Oka Masayoshi
Department of Management, Faculty of Management, Josai University, 1-1 Keyakidai, Sakado City, Saitama Prefecture, 350-0295, Japan.
Arch Public Health. 2021 Dec 15;79(1):226. doi: 10.1186/s13690-021-00750-w.
Standardization and normalization of continuous covariates are used to ease the interpretation of regression coefficients. Although these scaling techniques serve different purposes, they are sometimes used interchangeably or confused for one another. Therefore, the objective of this study is to demonstrate how these scaling techniques lead to different interpretations of the regression coefficient in multilevel logistic regression analyses.
Area-based socioeconomic data at the census tract level were obtained from the 2015-2019 American Community Survey for creating two measures of neighborhood socioeconomic status (SES), and a hypothetical data on health condition (favorable versus unfavorable) was constructed to represent 3000 individuals living across 300 census tracts (i.e., neighborhoods). Two measures of neighborhood SES were standardized by subtracting its mean and dividing by its standard deviation (SD) or by dividing by its interquartile range (IQR), and were normalized into a range between 0 and 1. Then, four separate multilevel logistic regression analyses were conducted to assess the association between neighborhood SES and health condition.

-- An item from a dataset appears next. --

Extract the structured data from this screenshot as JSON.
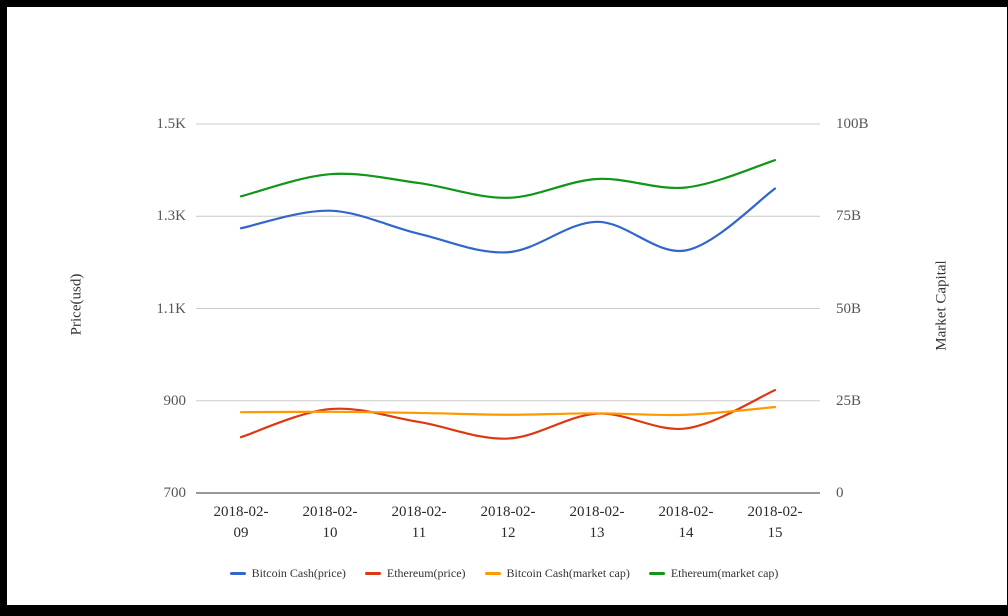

Based on standardized measures, the odds of having unfavorable health condition was roughly 1.34 times higher for a one-SD change or a one-IQR change in neighborhood SES; these reflect a health difference of individuals living in relatively high SES (relatively affluent) neighborhoods and those living in relatively low SES (relatively deprived) neighborhoods. On the other hand, when these standardized measures were replaced by its respective normalized measures, the odds of having unfavorable health condition was roughly 3.48 times higher for a full unit change in neighborhood SES; these reflect a health difference of individuals living in highest SES (most affluent) neighborhoods and those living in lowest SES (most deprived) neighborhoods.
Multilevel logistic regression analyses using standardized and normalized measures of neighborhood SES lead to different interpretations of the effect of neighborhood SES on health. Since both measures are valuable in their own right, interpreting a standardized and normalized measure of neighborhood SES will allow us to gain a more rounded view of the health differences of individuals along the gradient of neighborhood SES in a certain geographic location as well as across different geographic locations.
连续协变量的标准化和归一化用于便于解释回归系数。尽管这些缩放技术有不同的用途,但它们有时会被互换使用或相互混淆。因此,本研究的目的是展示这些缩放技术如何在多水平逻辑回归分析中导致对回归系数的不同解释。
从2015 - 2019年美国社区调查中获取普查区层面基于区域的社会经济数据,以创建邻里社会经济地位(SES)的两种测量指标,并构建了一个关于健康状况(良好与不佳)的假设数据,以代表生活在300个普查区(即邻里)的3000个人。邻里SES的两种测量指标通过减去其均值并除以其标准差(SD)或除以其四分位距(IQR)进行标准化,并归一化为0到1之间的范围。然后,进行四项独立的多水平逻辑回归分析,以评估邻里SES与健康状况之间的关联。
基于标准化测量指标,邻里SES每变化一个标准差或一个四分位距,健康状况不佳的几率大约高1.34倍;这些反映了生活在相对高SES(相对富裕)邻里的个体与生活在相对低SES(相对贫困)邻里的个体之间的健康差异。另一方面,当这些标准化测量指标被各自的归一化测量指标取代时,邻里SES每完整变化一个单位,健康状况不佳的几率大约高3.48倍;这些反映了生活在最高SES(最富裕)邻里的个体与生活在最低SES(最贫困)邻里的个体之间的健康差异。
使用邻里SES的标准化和归一化测量指标进行多水平逻辑回归分析会导致对邻里SES对健康影响产生不同的解释。由于这两种测量指标本身都有价值,解释邻里SES的标准化和归一化测量指标将使我们能够更全面地了解在特定地理位置以及不同地理位置上,个体在邻里SES梯度上的健康差异情况。